Gandhi abode in S Africa now a unique museum

Johannesburg: A house in the leafy suburb of Orchards in Johannesburg, where Mahatma Gandhi once resided, is now a unique hotel that doubles up as a museum on the life of the leader who left a legacy in both South Africa and India.

`Satyagraha House` was officially opened on Tuesday night by Jean Francois Rial, Chief Executive of French travel company Voyageurs du Monde, which bought the house from its owners two years ago.

With assistance from local historians, the company has re-created the authentic Edwardian home and developed an on-site museum complete with Gandhi memorabilia and period pieces from India that reflect the development of the Mahatma`s anti-colonial and anti-racism philosophy and his commitment to non-violence.

"Gandhi`s concept of passive resistance became known as Satyagraha, hence the name chosen for this new tourism destination for those who wish to learn more about Gandhi`s South African experience," Rial said.

Eric Itzkin, Deputy Director of Immovable Heritage at the City of Johannesburg, said: "We believe the site will attract both South African and international visitors and will resonate particularly with those with an abiding interest in the struggle to combat racism and ultimately apartheid.

"The house tells its own compelling story, but can also be integrated into a wider visitor experience by combining a visit here with visits to Soweto, Constitution Hill and Johannesburg`s Old Fort Prison, a jail where Gandhi and Nelson Mandela were both held."

The Orchards house built in 1907 is revered as the place where the future Mahatma conceptualised and evolved his philosophy of passive resistance — the pacifist method of protest that he subsequently employed in India.

Exhibits throughout the complex celebrate Gandhi`s life while reflecting the minimalism and simplicity that characterised his life.

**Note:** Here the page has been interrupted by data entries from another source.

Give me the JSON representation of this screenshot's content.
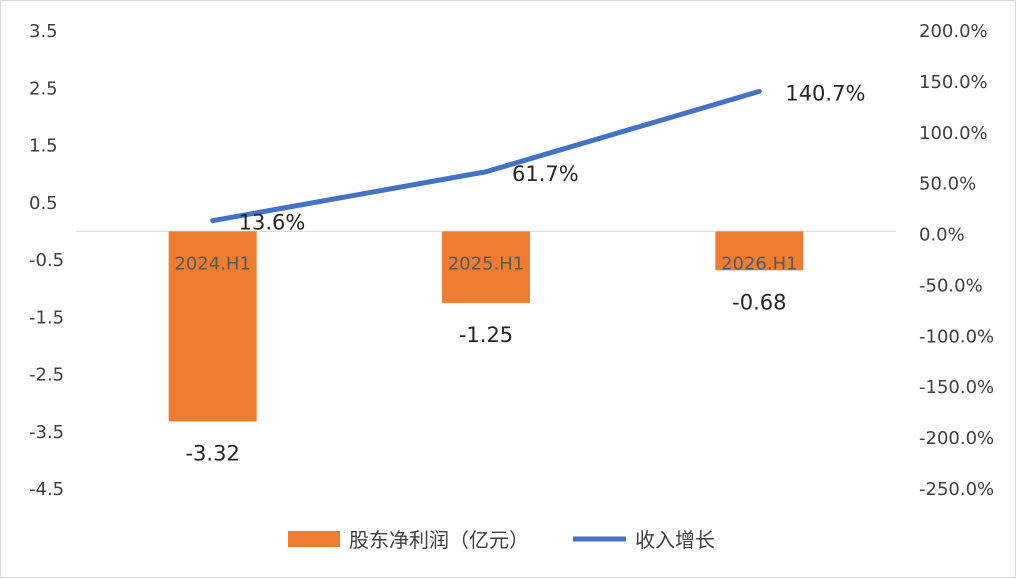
{
  "chart_data": {
    "type": "bar+line",
    "categories": [
      "2024.H1",
      "2025.H1",
      "2026.H1"
    ],
    "bar_series": {
      "name": "股东净利润（亿元）",
      "values": [
        -3.32,
        -1.25,
        -0.68
      ],
      "labels": [
        "-3.32",
        "-1.25",
        "-0.68"
      ],
      "color": "#ED7D31",
      "axis": "left"
    },
    "line_series": {
      "name": "收入增长",
      "values": [
        13.6,
        61.7,
        140.7
      ],
      "labels": [
        "13.6%",
        "61.7%",
        "140.7%"
      ],
      "color": "#4472C4",
      "axis": "right"
    },
    "left_axis": {
      "ylim": [
        -4.5,
        3.5
      ],
      "ticks": [
        3.5,
        2.5,
        1.5,
        0.5,
        -0.5,
        -1.5,
        -2.5,
        -3.5,
        -4.5
      ],
      "tick_labels": [
        "3.5",
        "2.5",
        "1.5",
        "0.5",
        "-0.5",
        "-1.5",
        "-2.5",
        "-3.5",
        "-4.5"
      ]
    },
    "right_axis": {
      "ylim": [
        -250,
        200
      ],
      "ticks": [
        200,
        150,
        100,
        50,
        0,
        -50,
        -100,
        -150,
        -200,
        -250
      ],
      "tick_labels": [
        "200.0%",
        "150.0%",
        "100.0%",
        "50.0%",
        "0.0%",
        "-50.0%",
        "-100.0%",
        "-150.0%",
        "-200.0%",
        "-250.0%"
      ]
    },
    "grid": false,
    "legend_position": "bottom"
  }
}
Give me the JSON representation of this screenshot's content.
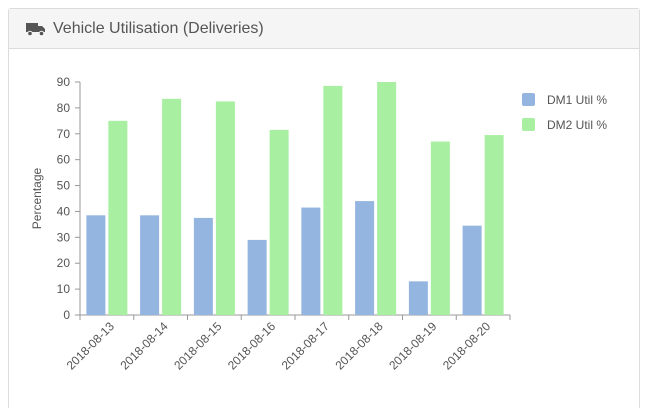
{
  "panel": {
    "title": "Vehicle Utilisation (Deliveries)",
    "icon": "truck-icon"
  },
  "chart_data": {
    "type": "bar",
    "categories": [
      "2018-08-13",
      "2018-08-14",
      "2018-08-15",
      "2018-08-16",
      "2018-08-17",
      "2018-08-18",
      "2018-08-19",
      "2018-08-20"
    ],
    "series": [
      {
        "name": "DM1 Util %",
        "color": "#93b5df",
        "values": [
          38.5,
          38.5,
          37.5,
          29,
          41.5,
          44,
          13,
          34.5
        ]
      },
      {
        "name": "DM2 Util %",
        "color": "#a8efa1",
        "values": [
          75,
          83.5,
          82.5,
          71.5,
          88.5,
          90,
          67,
          69.5
        ]
      }
    ],
    "title": "",
    "xlabel": "",
    "ylabel": "Percentage",
    "ylim": [
      0,
      90
    ],
    "yticks": [
      0,
      10,
      20,
      30,
      40,
      50,
      60,
      70,
      80,
      90
    ],
    "grid": false,
    "legend_position": "top-right"
  }
}
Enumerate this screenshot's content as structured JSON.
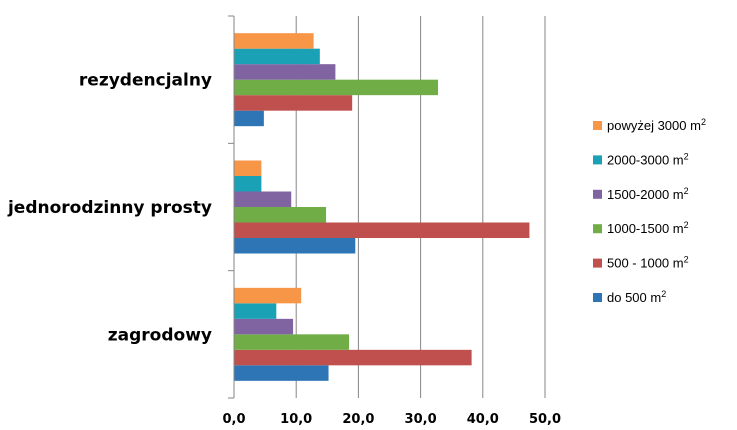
{
  "chart_data": {
    "type": "bar",
    "orientation": "horizontal",
    "categories": [
      "rezydencjalny",
      "jednorodzinny prosty",
      "zagrodowy"
    ],
    "series": [
      {
        "name": "do 500 m²",
        "color": "#2E75B6",
        "values": [
          4.8,
          19.5,
          15.2
        ]
      },
      {
        "name": "500 - 1000 m²",
        "color": "#C0504D",
        "values": [
          19.0,
          47.5,
          38.2
        ]
      },
      {
        "name": "1000-1500 m²",
        "color": "#70AD47",
        "values": [
          32.8,
          14.8,
          18.5
        ]
      },
      {
        "name": "1500-2000 m²",
        "color": "#8064A2",
        "values": [
          16.3,
          9.2,
          9.5
        ]
      },
      {
        "name": "2000-3000 m²",
        "color": "#1AA1B5",
        "values": [
          13.8,
          4.4,
          6.8
        ]
      },
      {
        "name": "powyżej 3000 m²",
        "color": "#F79646",
        "values": [
          12.8,
          4.4,
          10.8
        ]
      }
    ],
    "xlim": [
      0,
      50
    ],
    "xticks": [
      "0,0",
      "10,0",
      "20,0",
      "30,0",
      "40,0",
      "50,0"
    ],
    "grid": true,
    "legend_position": "right",
    "legend_order": [
      "powyżej 3000 m²",
      "2000-3000 m²",
      "1500-2000 m²",
      "1000-1500 m²",
      "500 - 1000 m²",
      "do 500 m²"
    ]
  }
}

The rooms have bare essentials while still maintaining comfort levels.

There is even a flat mattress on the floor next to the more conventional bed if guests wish to experience how Gandhi slept.

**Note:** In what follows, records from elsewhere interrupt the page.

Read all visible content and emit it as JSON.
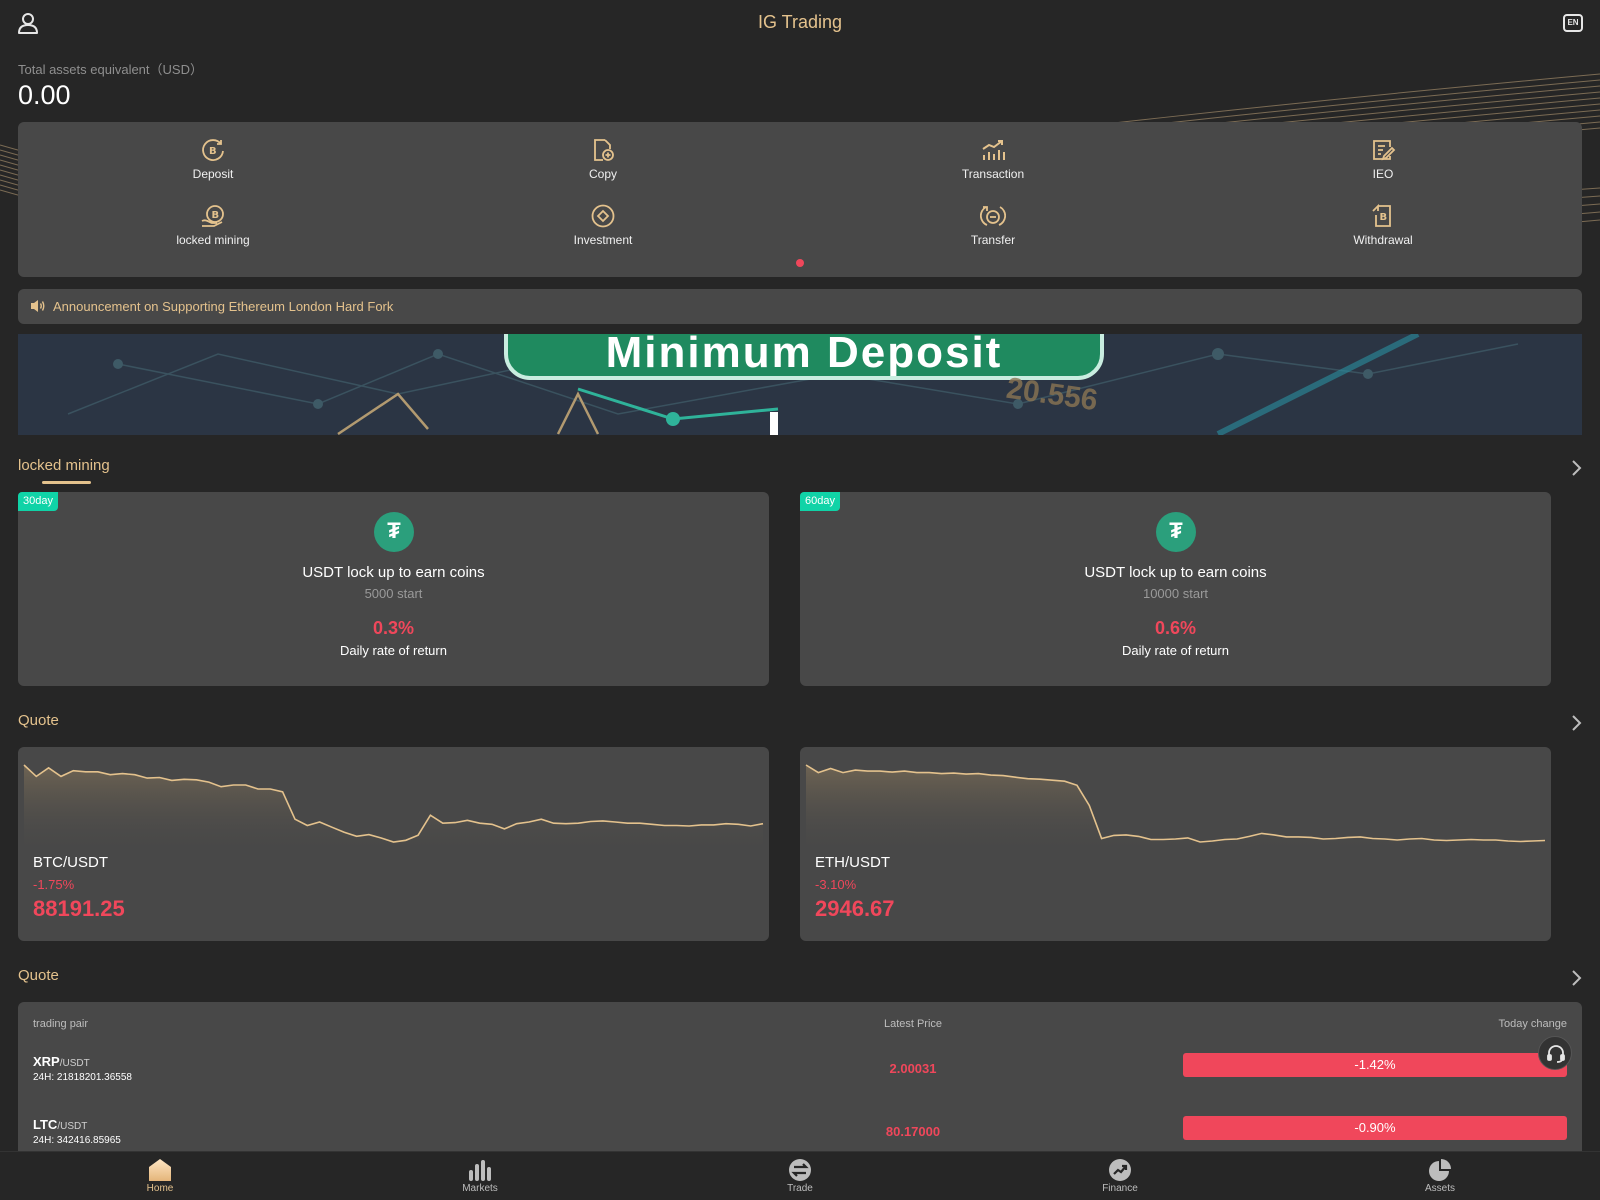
{
  "header": {
    "title": "IG Trading",
    "lang": "EN"
  },
  "assets": {
    "label": "Total assets equivalent（USD）",
    "amount": "0.00"
  },
  "quick_menu": {
    "row1": [
      {
        "label": "Deposit",
        "icon": "deposit-icon"
      },
      {
        "label": "Copy",
        "icon": "copy-icon"
      },
      {
        "label": "Transaction",
        "icon": "transaction-icon"
      },
      {
        "label": "IEO",
        "icon": "ieo-icon"
      }
    ],
    "row2": [
      {
        "label": "locked mining",
        "icon": "locked-mining-icon"
      },
      {
        "label": "Investment",
        "icon": "investment-icon"
      },
      {
        "label": "Transfer",
        "icon": "transfer-icon"
      },
      {
        "label": "Withdrawal",
        "icon": "withdrawal-icon"
      }
    ]
  },
  "announcement": {
    "text": "Announcement on Supporting Ethereum London Hard Fork"
  },
  "banner": {
    "text": "Minimum Deposit",
    "number": "20.556"
  },
  "mining": {
    "title": "locked mining",
    "cards": [
      {
        "badge": "30day",
        "title": "USDT lock up to earn coins",
        "start": "5000 start",
        "rate": "0.3%",
        "rate_label": "Daily rate of return"
      },
      {
        "badge": "60day",
        "title": "USDT lock up to earn coins",
        "start": "10000 start",
        "rate": "0.6%",
        "rate_label": "Daily rate of return"
      }
    ]
  },
  "quote_cards": {
    "title": "Quote",
    "cards": [
      {
        "pair": "BTC/USDT",
        "change": "-1.75%",
        "price": "88191.25",
        "sparkline": [
          88,
          86,
          87.5,
          86,
          87,
          86.8,
          86.8,
          86.3,
          86.5,
          86.3,
          85.7,
          85.8,
          85.3,
          85.5,
          85.4,
          85,
          84.2,
          84.5,
          84.5,
          83.8,
          83.8,
          83.3,
          78.5,
          77.4,
          78,
          77.1,
          76.2,
          75.5,
          75.8,
          75.2,
          74.5,
          74.8,
          75.7,
          79.2,
          77.8,
          77.9,
          78.3,
          77.8,
          77.6,
          76.8,
          77.7,
          78,
          78.5,
          77.8,
          77.7,
          77.8,
          78.1,
          78.2,
          78,
          77.8,
          77.8,
          77.6,
          77.4,
          77.4,
          77.3,
          77.5,
          77.5,
          77.7,
          77.6,
          77.3,
          77.7
        ]
      },
      {
        "pair": "ETH/USDT",
        "change": "-3.10%",
        "price": "2946.67",
        "sparkline": [
          88,
          86.5,
          87.3,
          86.5,
          87,
          86.8,
          86.8,
          86.6,
          86.8,
          86.5,
          86.5,
          86.3,
          86.4,
          86.2,
          86.3,
          86,
          85.9,
          85.6,
          85.3,
          85.2,
          85,
          84.8,
          84,
          80,
          73.5,
          74.1,
          74.2,
          73.9,
          73.3,
          73.3,
          73.4,
          73.6,
          72.8,
          73,
          73.3,
          73.4,
          73.9,
          74.5,
          74.2,
          73.8,
          73.8,
          73.7,
          73.4,
          73.5,
          73.7,
          73.8,
          73.5,
          73.4,
          73.2,
          73.4,
          73.5,
          73.2,
          73.1,
          73.2,
          73.3,
          73.2,
          73.2,
          73,
          72.9,
          73,
          73.1
        ]
      }
    ]
  },
  "quote_table": {
    "title": "Quote",
    "columns": [
      "trading pair",
      "Latest Price",
      "Today change"
    ],
    "rows": [
      {
        "base": "XRP",
        "quote": "/USDT",
        "vol": "24H: 21818201.36558",
        "price": "2.00031",
        "change": "-1.42%"
      },
      {
        "base": "LTC",
        "quote": "/USDT",
        "vol": "24H: 342416.85965",
        "price": "80.17000",
        "change": "-0.90%"
      }
    ]
  },
  "bottom_nav": [
    {
      "label": "Home",
      "icon": "home-icon",
      "active": true
    },
    {
      "label": "Markets",
      "icon": "markets-icon"
    },
    {
      "label": "Trade",
      "icon": "trade-icon"
    },
    {
      "label": "Finance",
      "icon": "finance-icon"
    },
    {
      "label": "Assets",
      "icon": "assets-icon"
    }
  ],
  "colors": {
    "accent": "#e4c28d",
    "negative": "#f0475b",
    "badge": "#10d3a7",
    "card": "#484848",
    "background": "#262626"
  }
}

In the bathrooms, there are no fancy baths but two separate taps and a bucket in the way that Gandhi took his ablutions, although there is an overhead shower as well.

Spinning wheels, books, commemorative plaques and historical photographs carefully sourced by historians abound in the museum, with a special attraction being the loft where Gandhi spent his nights.

"It was a special ladder that folded up," said Chotu Makan, 88, believed to be the last surviving South African who had seen Gandhi during his Salt March in India.

Just six years old at the time, Makan has devoted his entire life to the teachings of Gandhi, proudly showing a carefully maintained collection of clippings on Gandhian activities in South Africa spanning several decades.

He was responsible for returning the original ladder to India after the owners found it while refurbishing the house in the 1960s.

In the gardens surrounding the rooms, herbs and flowers have been laid out in the same way that Gandhi espoused the practical use of land to be beneficial to man without causing environmental harm, long before the concern of today about he environment.

Built by renowned architect Herman Kallenbach, the house was originally known as The Kraal. Kallenbach shared the house with young lawyer Mohandas Karamchand Gandhi from 1906 to 1908 while the leader developed his theory of Satyagraha that was to guide scores of leaders for generations to come in both South Africa and India.